VI Systems beat heroics: From 'somehow' to 'knowhow.'

TechNova's Amiit Khurana challenged the industry's belief which expects MSMEs to “stay small.” Scale, he insisted, is a matter of culture, not size. This involves a deliberate, slow, and correct shift from operating "somehow or anyhow" to operating with repeatable, scalable "know-how" through documented Standard Operating Procedures (SOPs).

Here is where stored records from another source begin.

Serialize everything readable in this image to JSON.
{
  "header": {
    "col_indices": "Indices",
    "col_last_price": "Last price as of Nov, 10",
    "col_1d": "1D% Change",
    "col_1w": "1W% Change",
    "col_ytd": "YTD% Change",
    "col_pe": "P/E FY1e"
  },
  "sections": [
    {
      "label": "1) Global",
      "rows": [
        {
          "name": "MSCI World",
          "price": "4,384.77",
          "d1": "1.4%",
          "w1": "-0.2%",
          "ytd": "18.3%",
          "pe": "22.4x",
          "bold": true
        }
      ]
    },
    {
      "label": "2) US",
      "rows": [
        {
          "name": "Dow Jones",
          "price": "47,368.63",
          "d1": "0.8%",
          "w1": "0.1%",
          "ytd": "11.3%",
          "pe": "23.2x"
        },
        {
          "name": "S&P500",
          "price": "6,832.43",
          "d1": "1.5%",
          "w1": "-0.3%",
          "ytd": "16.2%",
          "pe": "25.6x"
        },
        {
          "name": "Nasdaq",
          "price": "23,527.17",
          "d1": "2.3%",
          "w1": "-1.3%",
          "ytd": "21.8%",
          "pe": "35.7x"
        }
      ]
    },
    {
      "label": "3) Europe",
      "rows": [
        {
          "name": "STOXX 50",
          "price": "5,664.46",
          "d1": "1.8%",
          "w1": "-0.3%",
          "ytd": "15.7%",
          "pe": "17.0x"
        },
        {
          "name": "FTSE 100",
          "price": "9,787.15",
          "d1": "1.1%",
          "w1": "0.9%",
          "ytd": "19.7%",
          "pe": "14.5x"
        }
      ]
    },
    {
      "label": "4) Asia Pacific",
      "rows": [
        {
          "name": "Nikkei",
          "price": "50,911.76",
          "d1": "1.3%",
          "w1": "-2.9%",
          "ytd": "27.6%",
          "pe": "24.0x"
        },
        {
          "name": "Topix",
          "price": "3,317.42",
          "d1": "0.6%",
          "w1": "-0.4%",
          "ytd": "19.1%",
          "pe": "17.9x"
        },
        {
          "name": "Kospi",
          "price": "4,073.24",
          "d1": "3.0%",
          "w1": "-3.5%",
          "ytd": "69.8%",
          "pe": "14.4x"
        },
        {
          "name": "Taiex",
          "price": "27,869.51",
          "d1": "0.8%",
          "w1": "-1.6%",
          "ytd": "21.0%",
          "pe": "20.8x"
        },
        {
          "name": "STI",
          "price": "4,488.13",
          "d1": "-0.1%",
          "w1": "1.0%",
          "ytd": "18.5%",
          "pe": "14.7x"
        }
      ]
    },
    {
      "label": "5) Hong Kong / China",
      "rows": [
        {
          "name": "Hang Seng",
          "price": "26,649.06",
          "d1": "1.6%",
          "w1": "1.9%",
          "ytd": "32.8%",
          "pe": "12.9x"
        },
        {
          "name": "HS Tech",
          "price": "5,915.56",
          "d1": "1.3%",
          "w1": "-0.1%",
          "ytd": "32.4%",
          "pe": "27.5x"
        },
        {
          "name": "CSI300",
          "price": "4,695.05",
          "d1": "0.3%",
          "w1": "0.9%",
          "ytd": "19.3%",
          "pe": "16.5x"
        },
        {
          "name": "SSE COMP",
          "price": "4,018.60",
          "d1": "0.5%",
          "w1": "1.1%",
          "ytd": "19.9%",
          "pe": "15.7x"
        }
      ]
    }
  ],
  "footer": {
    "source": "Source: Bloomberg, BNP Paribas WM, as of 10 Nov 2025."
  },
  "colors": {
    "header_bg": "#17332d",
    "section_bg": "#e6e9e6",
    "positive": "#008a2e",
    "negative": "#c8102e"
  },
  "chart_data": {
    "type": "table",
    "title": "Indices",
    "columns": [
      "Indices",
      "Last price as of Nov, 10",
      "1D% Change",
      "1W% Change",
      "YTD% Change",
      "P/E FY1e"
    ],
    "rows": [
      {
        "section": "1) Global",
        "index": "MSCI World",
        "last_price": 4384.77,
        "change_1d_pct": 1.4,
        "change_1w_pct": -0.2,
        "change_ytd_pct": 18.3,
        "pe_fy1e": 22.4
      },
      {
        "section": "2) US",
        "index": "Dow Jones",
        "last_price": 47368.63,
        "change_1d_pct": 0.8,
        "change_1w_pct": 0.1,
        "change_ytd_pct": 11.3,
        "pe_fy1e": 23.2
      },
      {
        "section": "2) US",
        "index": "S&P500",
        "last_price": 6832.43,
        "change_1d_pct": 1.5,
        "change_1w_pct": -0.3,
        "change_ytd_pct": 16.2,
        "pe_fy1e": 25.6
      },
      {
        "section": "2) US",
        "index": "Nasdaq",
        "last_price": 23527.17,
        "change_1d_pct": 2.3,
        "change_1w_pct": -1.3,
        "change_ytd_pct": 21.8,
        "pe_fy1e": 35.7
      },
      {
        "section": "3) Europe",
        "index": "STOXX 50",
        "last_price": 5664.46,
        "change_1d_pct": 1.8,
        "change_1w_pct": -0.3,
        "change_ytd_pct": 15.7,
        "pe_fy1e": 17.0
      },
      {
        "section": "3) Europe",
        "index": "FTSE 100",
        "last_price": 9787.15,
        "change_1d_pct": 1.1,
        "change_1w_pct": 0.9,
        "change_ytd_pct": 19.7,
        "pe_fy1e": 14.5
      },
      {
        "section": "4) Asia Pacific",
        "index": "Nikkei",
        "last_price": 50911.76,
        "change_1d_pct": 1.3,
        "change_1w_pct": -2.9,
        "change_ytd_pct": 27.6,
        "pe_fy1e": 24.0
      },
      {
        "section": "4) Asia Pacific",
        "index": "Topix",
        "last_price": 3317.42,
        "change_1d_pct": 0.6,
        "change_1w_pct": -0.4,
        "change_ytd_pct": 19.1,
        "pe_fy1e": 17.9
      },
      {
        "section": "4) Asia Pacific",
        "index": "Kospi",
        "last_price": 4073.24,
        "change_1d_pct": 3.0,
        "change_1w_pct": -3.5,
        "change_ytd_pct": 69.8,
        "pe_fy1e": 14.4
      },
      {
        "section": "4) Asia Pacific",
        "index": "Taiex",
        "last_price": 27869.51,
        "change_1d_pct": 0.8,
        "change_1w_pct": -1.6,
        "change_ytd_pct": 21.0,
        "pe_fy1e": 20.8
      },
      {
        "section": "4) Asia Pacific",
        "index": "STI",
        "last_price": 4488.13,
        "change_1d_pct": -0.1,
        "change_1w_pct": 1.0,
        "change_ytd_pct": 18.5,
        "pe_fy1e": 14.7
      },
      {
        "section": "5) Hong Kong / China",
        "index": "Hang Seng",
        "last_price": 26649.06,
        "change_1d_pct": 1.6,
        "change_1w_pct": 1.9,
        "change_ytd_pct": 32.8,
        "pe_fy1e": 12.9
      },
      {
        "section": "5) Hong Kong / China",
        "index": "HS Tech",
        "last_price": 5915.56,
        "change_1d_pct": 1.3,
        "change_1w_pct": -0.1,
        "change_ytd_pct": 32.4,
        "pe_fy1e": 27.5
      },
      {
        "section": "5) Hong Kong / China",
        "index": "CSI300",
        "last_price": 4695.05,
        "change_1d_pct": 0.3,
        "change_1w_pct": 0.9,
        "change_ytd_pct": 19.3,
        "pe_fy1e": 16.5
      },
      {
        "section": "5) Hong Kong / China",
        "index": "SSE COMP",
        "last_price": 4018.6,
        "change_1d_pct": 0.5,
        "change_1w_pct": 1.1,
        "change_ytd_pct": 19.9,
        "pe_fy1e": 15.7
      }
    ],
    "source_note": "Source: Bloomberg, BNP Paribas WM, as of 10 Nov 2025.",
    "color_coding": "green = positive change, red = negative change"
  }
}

VII Smart collaboration over dumb capex 

Mehul A Desai of MOS offered a grounded lesson: while technology waves are real, caution must prevail. His firm, a variable data specialist, generates substantial annual revenue in packaging without owning packaging equipment. The strategy is simple: "Specialise fiercely. Collaborate smartly." Growth, he proved, does not necessitate dilution of focus or over-investment in expensive machinery.

VIII R&D as ingenuity, not capital 

The next generation of entrepreneurs, the 'Young Turks,' showcased an R&D philosophy rooted in ingenuity. This involved the strategic use of local converting capabilities, the employment of ChatGPT for initial structural design (Idli Cafe box), and an emotional re-framing of the business as "memory-preserving" (memorial books). R&D, in this new light, is less about massive spending and more about the meticulous refinement of existing processes and a profound understanding of the customer’s story.

IX Prioritise investments in people and systems

Hiring and training talented individuals, and developing robust, scalable systems and Standard Operating Procedures (SOPs). Speaker after speaker said, "Invest more in people and systems than in shiny machines." The key to success is operational excellence and clarity more than scale.

X Data and full-process transparency  

Implement systems to track, measure, and analyse the entire job process, from artwork approval to final delivery, and integrate those systems with customers. Preeti Mishra (Holosafe) said, "What you do not measure will hurt you." She cited losing valuable time due to hidden approval delays. Meanwhile, Pulkit Chhaparia noted that for long-distance supply chains, transparency—allowing clients to view live shipment and order data—is as critical as price.

My two big takeaways from Print & Beyond is: How AIFMP has launched a long-term roadmap prioritising industry status and skill development. Meanwhile, the young entrepreneurs of Kerala are specialising by investing in people/systems and deploying ingenuity for R&D over blind capital expenditure.